Because General Dynamics just scored a second tank contract last week that's 50% bigger.


General Dynamics is ready to rev up M1 Abrams tank production. Image source: General Dynamics.

We want to tank you for your business!

Once again, General Dynamics is benefiting from turbulence in the Middle East.

As we learned earlier this week from an official U.S. Defense Security Cooperation Agency notification to Congress, the government of Kuwait has asked Congress to approve the sale of a "recapitalization" package for 218 of its M1A2 main battle tanks. According to DSCA, this recapitalization will include the sale of 240 .50-caliber M2A1 machine guns and 480 7.62 mm M240 machine guns to install on the tanks, plus upgraded armor and engines, new 120 mm cannon tubes and remotely operated weapons stations, and assorted radios, night vision goggles, infrared sights, and other hardware.

In total, the recapitalization, which is essentially a rebuilding and upgrading of the entire tank fleet, will be worth $1.7 billion in revenue to principle contractor General Dynamics, which builds the M1. Other companies named as principal contractors include American contractors Raytheon, Northrop Grumman, Lockheed Martin, and Honeywell, and also Norwegian defense giant Kongsberg.

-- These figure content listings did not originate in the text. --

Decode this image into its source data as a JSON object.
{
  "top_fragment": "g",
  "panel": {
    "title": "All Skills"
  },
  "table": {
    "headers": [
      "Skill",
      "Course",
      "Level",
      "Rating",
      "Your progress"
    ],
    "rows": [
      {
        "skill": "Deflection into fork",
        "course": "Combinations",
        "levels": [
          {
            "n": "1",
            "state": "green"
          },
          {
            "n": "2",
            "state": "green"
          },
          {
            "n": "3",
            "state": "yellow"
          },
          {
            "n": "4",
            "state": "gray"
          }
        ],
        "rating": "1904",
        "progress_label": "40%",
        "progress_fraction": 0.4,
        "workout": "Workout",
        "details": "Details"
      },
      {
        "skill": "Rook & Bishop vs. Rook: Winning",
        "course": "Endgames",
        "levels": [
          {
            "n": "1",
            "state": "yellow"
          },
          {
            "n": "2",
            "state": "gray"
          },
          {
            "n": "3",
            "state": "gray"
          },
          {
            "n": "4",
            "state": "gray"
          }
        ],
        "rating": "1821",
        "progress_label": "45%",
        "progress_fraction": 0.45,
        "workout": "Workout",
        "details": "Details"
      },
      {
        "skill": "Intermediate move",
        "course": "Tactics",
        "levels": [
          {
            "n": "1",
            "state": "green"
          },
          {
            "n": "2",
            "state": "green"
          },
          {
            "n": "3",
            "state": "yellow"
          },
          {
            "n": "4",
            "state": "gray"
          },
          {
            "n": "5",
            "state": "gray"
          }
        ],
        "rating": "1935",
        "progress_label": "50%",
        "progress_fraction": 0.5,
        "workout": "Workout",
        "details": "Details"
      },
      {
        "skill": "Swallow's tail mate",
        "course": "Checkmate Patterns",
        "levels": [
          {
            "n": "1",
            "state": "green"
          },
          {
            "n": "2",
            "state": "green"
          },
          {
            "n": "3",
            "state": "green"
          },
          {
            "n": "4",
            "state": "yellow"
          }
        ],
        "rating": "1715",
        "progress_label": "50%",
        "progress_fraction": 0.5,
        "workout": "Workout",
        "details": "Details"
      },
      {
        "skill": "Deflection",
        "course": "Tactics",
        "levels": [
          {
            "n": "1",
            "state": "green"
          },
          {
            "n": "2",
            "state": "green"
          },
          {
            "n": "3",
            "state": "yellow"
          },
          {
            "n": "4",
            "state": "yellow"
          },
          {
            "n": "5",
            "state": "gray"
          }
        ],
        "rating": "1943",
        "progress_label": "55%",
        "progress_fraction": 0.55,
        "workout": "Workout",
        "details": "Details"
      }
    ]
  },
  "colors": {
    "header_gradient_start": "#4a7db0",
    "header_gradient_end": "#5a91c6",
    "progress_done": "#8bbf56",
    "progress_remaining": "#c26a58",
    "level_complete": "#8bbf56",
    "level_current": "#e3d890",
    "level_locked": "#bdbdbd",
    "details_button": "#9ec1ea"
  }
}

What it means to investors

When you take the $1.15 billion Saudi tank deal from August, the $668 million Stryker sale that General Dynamics just scored in Peru, and now the massive $1.7 billion win in Kuwait, General Dynamics has put together more than $3.5 billion in armored vehicle contracts in less than half a year.

This amounts to nothing less than a lifeline for General Dynamics, which only a couple of years ago was facing the imminent threat of having to close down its Lima, Ohio, tank-building factory due to a lack of new orders. Recently clocked at a production rate of just 10 tanks per month, Lima now has enough work to keep it busy for years -- building and upgrading not just Abrams main battle tanks, but Strykers as well. (The Stryker, originally built in London, Ontario, by General Dynamics Land Systems-Canada, had some of its production shifted to Lima to help take up underutilized capacity at the tank plant.)

From a dollars-and-cents perspective, the news is just as good for General Dynamics investors. According to data from S&P Global Market Intelligence, General Dynamics earns about a 15.6% operating profit margin on armored vehicles such as the Abrams and Stryker. The $3.5 billion in sales represented by General Dynamics' three new contracts thus promises to produce profits to the tune of $550 million for General Dynamics -- nearly $1.80 per share. Even for a company that earned more than $9 per share in profits last year, this is obviously a big deal.

And remember: All of this is before General Dynamics even begins executing on the even bigger foreign arms deal it inked back in 2014, to sell Saudi Arabia $13 billion worth of light armored vehicles (LAVs). According to Canada's The Globe and Mail, General Dynamics is still just gearing up to begin delivering on that contract. But Canada has begun issuing export permits for the vehicles, and shipments should begin any day now.

Once it does, the profits are really going to start flowing for General Dynamics.